Definition (First come, first served queue) A first come, first served queue \(Q_t\), is a stochastic process describing the evolution of a system where customers arrive, are queued and served, such that

  1. The initial number of customers in the queue is an integer \(I\), \(Q_0 = I\),

  2. Customers arrive in the manner of a Poisson process with rate \(\lambda > 0\).

  3. The time taken to serve each customer is exponentially distributed with parameter \(\mu > 0\), and service times are independent of each other.

  4. The inter-arrival times and service times are all independent variables.


Theorem (Steady state of the first come, first served queue) Let \(Q_t\) be a first come, first served queue with arrival rate \(\lambda\) and service rate \(\mu > 0\). If \(\lambda < \mu\), the queue has a unique steady-state distribution given by

\[\begin{align} \pi_k = \left(1 - \frac{\lambda}{\mu}\right) \left(\frac{\lambda}{\mu}\right)^k, \text{ for } k = 0, 1, 2, ... , \end{align}\]

independent of \(Q_0\). If \(\lambda \geq \mu\), there is no steady-state distribution.


Proof: Steady state of the first come, first served queue

Let \(Q_t\) be a first come, first served queue with arrival rate \(\lambda\) and service rate \(\mu > 0\), and write \(p_k(t) = \mathbb{P}(Q_t = k)\). Then

\[\begin{split}\begin{align} p_k(t) = \begin{cases} \lambda p_{k - 1}(t) - (\lambda + \mu) p_k(t) + \mu p_{k + 1}(t) & \text{ if } k \neq 0 \\ - \lambda p_0(t) + \mu p_1(t) & \text{ if } k = 0. \end{cases} \end{align}\end{split}\]

Now assume there exists a steady state

\[\begin{align} \pi_k = \lim_{t \to \infty} p_k(t), \end{align}\]

it will satisfy \(p_k'(t) = 0\), so

\[\begin{split}\begin{align} \lambda \pi_{k - 1} - (\lambda + \mu) \pi_k + \mu \pi_{k + 1} &= 0 \\ - \lambda \pi_0 + \mu \pi_1 &= 0. \end{align}\end{split}\]

Therefore \(\pi_1 = \rho \pi_0\) where \(\rho = \frac{\lambda}{\mu}\). Continuing recursively

\[\begin{split}\begin{align} \pi_2 &= (1 + \rho) \pi_1 - \rho \pi_0 \\ &= \rho^2 \pi_0, \end{align}\end{split}\]

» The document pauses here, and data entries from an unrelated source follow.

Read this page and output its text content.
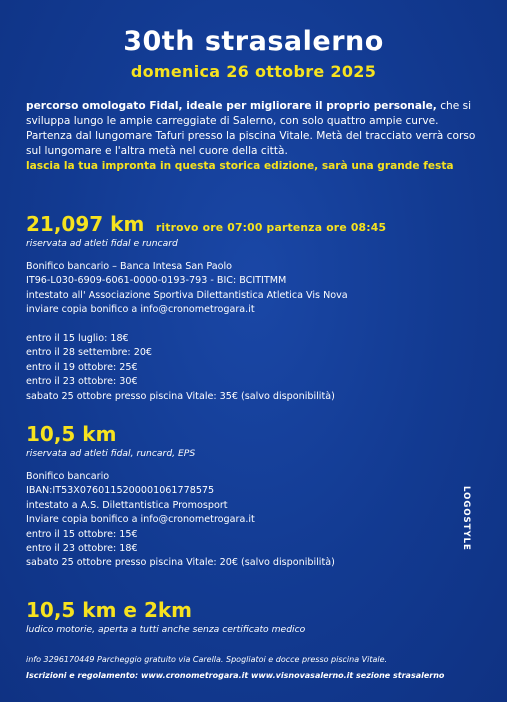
30th strasalerno
domenica 26 ottobre 2025
percorso omologato Fidal, ideale per migliorare il proprio personale, che si sviluppa lungo le ampie carreggiate di Salerno, con solo quattro ampie curve. Partenza dal lungomare Tafuri presso la piscina Vitale. Metà del tracciato verrà corso sul lungomare e l'altra metà nel cuore della città.
lascia la tua impronta in questa storica edizione, sarà una grande festa
21,097 km ritrovo ore 07:00 partenza ore 08:45
riservata ad atleti fidal e runcard
Bonifico bancario – Banca Intesa San Paolo
IT96-L030-6909-6061-0000-0193-793 - BIC: BCITITMM
intestato all' Associazione Sportiva Dilettantistica Atletica Vis Nova
inviare copia bonifico a info@cronometrogara.it
entro il 15 luglio: 18€
entro il 28 settembre: 20€
entro il 19 ottobre: 25€
entro il 23 ottobre: 30€
sabato 25 ottobre presso piscina Vitale: 35€ (salvo disponibilità)
10,5 km
riservata ad atleti fidal, runcard, EPS
Bonifico bancario
IBAN:IT53X0760115200001061778575
intestato a A.S. Dilettantistica Promosport
Inviare copia bonifico a info@cronometrogara.it
entro il 15 ottobre: 15€
entro il 23 ottobre: 18€
sabato 25 ottobre presso piscina Vitale: 20€ (salvo disponibilità)
LOGOSTYLE
10,5 km e 2km
ludico motorie, aperta a tutti anche senza certificato medico
info 3296170449 Parcheggio gratuito via Carella. Spogliatoi e docce presso piscina Vitale.
Iscrizioni e regolamento: www.cronometrogara.it www.visnovasalerno.it sezione strasalerno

arriving at \(\pi_k = \rho^k \pi_0\). If \(\rho < 1\) then

\[\begin{align} \sum^\infty_{k = 0} \pi_k = 1 \iff \pi_0 = 1 - \rho, \end{align}\]

arriving at the result

\[\begin{align} \pi_k = \left(1 - \frac{\lambda}{\mu}\right) \left(\frac{\lambda}{\mu}\right)^k. \end{align}\]

On the other hand, if \(\rho \geq 1\) \(\pi_k\) cannot be a normalised distribution, contradicting our assumption that a steady state exists.


References

GS01

G.R. Grimmett and D.R. Stirzaker. Probability and random processes. Number 391. Oxford university press, 2001.